問題はいたってシンプル、「氷が溶ければ何になりますか?」という問題でした。
もちろん正解は水。
しかしその女の子が発した答えは、「氷が溶けたら春になります」と答えたそうです。
理科という枠組みの中では不正解かもしれませんが、女の子の感情の豊かさ、心のきれいさに先生も大きな花丸をあげたそうです。
厳しい冬の寒さを乗り越え、様々な命が息吹くこの時季。
春は始まりの季節ともよく言われます。
けれども、始まりを迎えられるその背景には、いのちを尽くして終えていったいのちの存在を忘れてはなりません。
柿の木にまつわる次のようなお話しがあります。
柿の実は全てを収穫せず、食べる分だけを穫り、あとに残る実は、この木にとまるたくさんの鳥や昆虫など他の多くの生き物たちのために残しておくのだそうです。
この柿の実がなるのを楽しみに待っているのは人間だけではなく、他の動物だって同じなのです。

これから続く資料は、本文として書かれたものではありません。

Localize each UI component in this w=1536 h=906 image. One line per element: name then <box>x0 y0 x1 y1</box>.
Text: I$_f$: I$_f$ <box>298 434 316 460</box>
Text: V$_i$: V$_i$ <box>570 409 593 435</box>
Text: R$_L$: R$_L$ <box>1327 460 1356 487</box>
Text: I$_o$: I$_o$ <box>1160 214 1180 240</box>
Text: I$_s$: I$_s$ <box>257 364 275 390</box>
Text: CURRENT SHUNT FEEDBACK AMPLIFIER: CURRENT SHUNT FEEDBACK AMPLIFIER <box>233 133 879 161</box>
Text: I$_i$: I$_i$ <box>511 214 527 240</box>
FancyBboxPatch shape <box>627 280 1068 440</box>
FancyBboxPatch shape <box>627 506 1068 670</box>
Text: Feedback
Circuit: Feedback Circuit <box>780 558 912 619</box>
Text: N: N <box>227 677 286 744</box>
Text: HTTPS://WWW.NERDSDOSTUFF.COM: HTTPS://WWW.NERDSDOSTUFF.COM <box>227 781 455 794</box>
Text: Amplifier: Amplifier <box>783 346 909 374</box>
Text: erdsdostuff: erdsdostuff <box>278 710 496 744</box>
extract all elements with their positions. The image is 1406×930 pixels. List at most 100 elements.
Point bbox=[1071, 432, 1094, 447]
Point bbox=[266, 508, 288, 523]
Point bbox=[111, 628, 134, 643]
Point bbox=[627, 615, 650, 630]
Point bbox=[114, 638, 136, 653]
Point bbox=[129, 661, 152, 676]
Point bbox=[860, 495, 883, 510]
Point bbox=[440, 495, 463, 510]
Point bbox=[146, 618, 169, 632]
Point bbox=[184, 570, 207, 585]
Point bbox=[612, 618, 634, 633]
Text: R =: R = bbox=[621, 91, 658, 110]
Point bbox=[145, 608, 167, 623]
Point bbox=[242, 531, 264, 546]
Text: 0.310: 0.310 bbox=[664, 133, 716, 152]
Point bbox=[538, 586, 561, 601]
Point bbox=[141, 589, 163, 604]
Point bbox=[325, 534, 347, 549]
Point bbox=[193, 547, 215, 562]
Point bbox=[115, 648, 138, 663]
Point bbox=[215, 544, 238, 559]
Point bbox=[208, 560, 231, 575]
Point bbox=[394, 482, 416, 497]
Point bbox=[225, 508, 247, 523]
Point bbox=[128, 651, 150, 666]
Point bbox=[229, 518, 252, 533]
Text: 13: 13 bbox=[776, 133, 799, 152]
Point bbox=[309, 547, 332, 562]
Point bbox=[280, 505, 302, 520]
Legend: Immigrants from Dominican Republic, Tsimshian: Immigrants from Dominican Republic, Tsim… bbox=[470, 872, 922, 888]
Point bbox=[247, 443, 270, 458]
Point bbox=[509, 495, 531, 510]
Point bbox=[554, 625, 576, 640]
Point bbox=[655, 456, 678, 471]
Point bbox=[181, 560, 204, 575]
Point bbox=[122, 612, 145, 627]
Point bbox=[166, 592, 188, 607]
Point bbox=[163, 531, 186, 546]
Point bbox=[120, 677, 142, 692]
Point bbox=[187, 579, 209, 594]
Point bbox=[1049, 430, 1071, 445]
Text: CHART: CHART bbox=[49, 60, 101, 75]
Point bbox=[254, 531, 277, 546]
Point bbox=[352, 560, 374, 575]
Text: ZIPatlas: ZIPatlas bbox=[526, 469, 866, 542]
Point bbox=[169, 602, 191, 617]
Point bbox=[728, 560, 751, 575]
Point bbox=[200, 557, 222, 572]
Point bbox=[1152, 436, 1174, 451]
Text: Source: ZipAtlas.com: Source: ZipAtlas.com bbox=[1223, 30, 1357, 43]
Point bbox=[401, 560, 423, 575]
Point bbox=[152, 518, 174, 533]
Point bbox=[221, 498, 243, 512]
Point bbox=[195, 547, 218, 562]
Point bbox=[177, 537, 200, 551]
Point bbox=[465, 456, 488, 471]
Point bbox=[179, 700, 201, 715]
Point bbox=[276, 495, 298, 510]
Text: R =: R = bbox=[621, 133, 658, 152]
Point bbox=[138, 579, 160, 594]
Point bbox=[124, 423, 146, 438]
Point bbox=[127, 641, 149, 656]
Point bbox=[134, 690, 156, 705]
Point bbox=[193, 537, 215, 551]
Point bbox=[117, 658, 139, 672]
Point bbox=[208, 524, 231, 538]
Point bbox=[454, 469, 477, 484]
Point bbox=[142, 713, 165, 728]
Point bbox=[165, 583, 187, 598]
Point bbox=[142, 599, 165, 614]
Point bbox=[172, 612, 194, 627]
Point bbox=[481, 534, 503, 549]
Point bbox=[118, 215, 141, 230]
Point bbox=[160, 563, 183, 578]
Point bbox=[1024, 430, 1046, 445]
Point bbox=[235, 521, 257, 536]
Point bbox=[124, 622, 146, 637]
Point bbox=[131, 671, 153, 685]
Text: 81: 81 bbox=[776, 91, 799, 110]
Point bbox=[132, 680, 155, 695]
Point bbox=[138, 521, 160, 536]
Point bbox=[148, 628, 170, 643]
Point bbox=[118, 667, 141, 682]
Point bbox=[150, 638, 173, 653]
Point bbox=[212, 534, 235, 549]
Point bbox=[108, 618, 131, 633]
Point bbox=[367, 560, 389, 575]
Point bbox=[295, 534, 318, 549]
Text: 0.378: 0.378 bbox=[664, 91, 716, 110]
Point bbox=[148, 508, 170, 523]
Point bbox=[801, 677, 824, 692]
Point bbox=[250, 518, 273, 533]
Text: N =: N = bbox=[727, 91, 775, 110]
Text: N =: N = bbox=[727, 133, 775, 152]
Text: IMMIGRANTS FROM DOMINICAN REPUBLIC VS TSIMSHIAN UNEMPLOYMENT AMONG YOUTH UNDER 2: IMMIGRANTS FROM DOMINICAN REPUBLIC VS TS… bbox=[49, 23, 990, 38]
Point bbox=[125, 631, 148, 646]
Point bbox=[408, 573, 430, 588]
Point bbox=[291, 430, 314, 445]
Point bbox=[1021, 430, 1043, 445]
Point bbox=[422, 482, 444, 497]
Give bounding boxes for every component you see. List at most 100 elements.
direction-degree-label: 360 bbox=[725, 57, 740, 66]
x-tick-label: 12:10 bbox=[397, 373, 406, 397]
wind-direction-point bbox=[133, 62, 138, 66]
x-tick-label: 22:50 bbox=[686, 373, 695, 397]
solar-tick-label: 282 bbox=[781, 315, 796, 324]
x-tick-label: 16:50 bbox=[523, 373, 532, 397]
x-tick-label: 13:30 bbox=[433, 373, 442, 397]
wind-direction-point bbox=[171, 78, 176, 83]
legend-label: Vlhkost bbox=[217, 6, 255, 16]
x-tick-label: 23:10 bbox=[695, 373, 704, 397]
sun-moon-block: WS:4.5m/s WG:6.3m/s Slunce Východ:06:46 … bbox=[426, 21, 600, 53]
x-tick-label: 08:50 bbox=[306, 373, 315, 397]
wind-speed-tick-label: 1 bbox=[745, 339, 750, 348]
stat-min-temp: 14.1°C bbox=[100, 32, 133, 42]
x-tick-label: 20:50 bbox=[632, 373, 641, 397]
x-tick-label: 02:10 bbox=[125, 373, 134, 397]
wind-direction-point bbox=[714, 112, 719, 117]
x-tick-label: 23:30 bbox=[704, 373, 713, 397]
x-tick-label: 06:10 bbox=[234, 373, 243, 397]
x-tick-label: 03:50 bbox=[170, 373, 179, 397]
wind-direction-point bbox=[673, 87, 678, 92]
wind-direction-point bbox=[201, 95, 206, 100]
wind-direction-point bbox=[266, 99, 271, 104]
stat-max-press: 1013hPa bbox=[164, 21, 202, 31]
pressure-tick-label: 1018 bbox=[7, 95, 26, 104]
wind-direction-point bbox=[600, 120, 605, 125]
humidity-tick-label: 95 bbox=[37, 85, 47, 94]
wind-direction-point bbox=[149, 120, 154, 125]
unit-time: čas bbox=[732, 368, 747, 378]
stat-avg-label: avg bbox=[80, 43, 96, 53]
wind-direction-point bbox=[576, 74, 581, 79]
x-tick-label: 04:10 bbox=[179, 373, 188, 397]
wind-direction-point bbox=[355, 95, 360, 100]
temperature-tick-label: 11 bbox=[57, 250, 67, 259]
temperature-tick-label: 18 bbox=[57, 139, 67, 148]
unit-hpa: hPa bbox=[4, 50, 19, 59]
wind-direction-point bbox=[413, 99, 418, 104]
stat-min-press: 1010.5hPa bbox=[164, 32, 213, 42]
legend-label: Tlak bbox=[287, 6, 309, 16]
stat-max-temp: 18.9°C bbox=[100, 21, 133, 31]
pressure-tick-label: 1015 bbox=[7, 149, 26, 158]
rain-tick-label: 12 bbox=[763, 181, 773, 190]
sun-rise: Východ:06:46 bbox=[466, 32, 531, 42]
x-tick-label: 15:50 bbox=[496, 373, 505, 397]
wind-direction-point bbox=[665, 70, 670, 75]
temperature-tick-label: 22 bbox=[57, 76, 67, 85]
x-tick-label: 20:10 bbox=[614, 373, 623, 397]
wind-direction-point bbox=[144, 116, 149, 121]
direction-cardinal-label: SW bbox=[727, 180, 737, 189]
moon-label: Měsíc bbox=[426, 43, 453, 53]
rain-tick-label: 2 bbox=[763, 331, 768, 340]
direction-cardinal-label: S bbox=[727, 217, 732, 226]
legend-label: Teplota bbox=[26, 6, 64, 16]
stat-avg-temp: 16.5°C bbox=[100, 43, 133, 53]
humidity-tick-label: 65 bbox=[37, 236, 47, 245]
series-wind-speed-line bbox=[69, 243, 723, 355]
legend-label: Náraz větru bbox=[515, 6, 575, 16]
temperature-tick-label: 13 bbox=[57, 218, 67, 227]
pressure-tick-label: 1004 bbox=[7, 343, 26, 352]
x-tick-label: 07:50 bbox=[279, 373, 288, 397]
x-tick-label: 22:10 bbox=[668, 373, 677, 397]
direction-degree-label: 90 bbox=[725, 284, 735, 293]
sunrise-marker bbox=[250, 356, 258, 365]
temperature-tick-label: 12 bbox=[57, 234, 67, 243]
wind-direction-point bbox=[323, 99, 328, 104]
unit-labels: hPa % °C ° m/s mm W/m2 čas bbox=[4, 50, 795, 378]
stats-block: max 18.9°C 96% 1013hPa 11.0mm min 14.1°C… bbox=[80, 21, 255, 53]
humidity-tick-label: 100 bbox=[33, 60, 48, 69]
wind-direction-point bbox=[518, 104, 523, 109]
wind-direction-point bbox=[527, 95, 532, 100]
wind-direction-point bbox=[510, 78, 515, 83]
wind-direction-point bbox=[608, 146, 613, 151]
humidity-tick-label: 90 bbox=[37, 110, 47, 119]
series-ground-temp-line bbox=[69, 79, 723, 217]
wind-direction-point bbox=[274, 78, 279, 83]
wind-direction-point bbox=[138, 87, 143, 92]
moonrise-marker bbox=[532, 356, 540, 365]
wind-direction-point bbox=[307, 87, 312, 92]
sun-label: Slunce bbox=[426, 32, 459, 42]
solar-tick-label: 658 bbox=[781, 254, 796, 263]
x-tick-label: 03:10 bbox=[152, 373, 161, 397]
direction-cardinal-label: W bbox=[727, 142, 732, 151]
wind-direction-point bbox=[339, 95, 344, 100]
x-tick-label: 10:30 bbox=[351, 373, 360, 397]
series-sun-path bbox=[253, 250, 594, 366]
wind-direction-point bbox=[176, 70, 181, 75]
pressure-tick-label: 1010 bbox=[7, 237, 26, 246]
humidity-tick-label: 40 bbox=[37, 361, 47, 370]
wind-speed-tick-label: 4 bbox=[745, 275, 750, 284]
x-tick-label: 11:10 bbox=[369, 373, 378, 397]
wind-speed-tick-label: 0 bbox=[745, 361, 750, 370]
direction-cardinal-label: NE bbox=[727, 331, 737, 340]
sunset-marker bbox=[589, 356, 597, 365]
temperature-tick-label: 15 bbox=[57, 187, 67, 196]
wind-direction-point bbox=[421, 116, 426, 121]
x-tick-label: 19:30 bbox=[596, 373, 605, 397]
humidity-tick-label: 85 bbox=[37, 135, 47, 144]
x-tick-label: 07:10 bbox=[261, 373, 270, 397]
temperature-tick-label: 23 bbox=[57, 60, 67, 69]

そして時季も過ぎ、誰からも手をつけられずに最後まで残った柿の実。
じゅくじゅくに腐り、あとはただ地面に落ちていくのを待つだけの実。
しかし最後に残った柿の実にしかできない大切な役割があるといいます。
いつの日か地面に落ちるその時、落ちた瞬間に実の全てが潰れて土へと還り、また次の実りへとバトンを繋ぐように、柿の木を根元から支える養分としてはたらき、いのちを終えていくのです。
このように、一つひとつの柿の実がそれぞれの縁の中で他のいのちを生かし、最後に残った柿の実もまたこの木を生かす。
いのちは全てが繋がりあって生かされてあることに気付かされます。
無数のいのちに育まれて今の私があることを知り、いただいたいのちの花を私の生き方の中で輝きをもって咲かす。
そういう生き方を目指したいものです。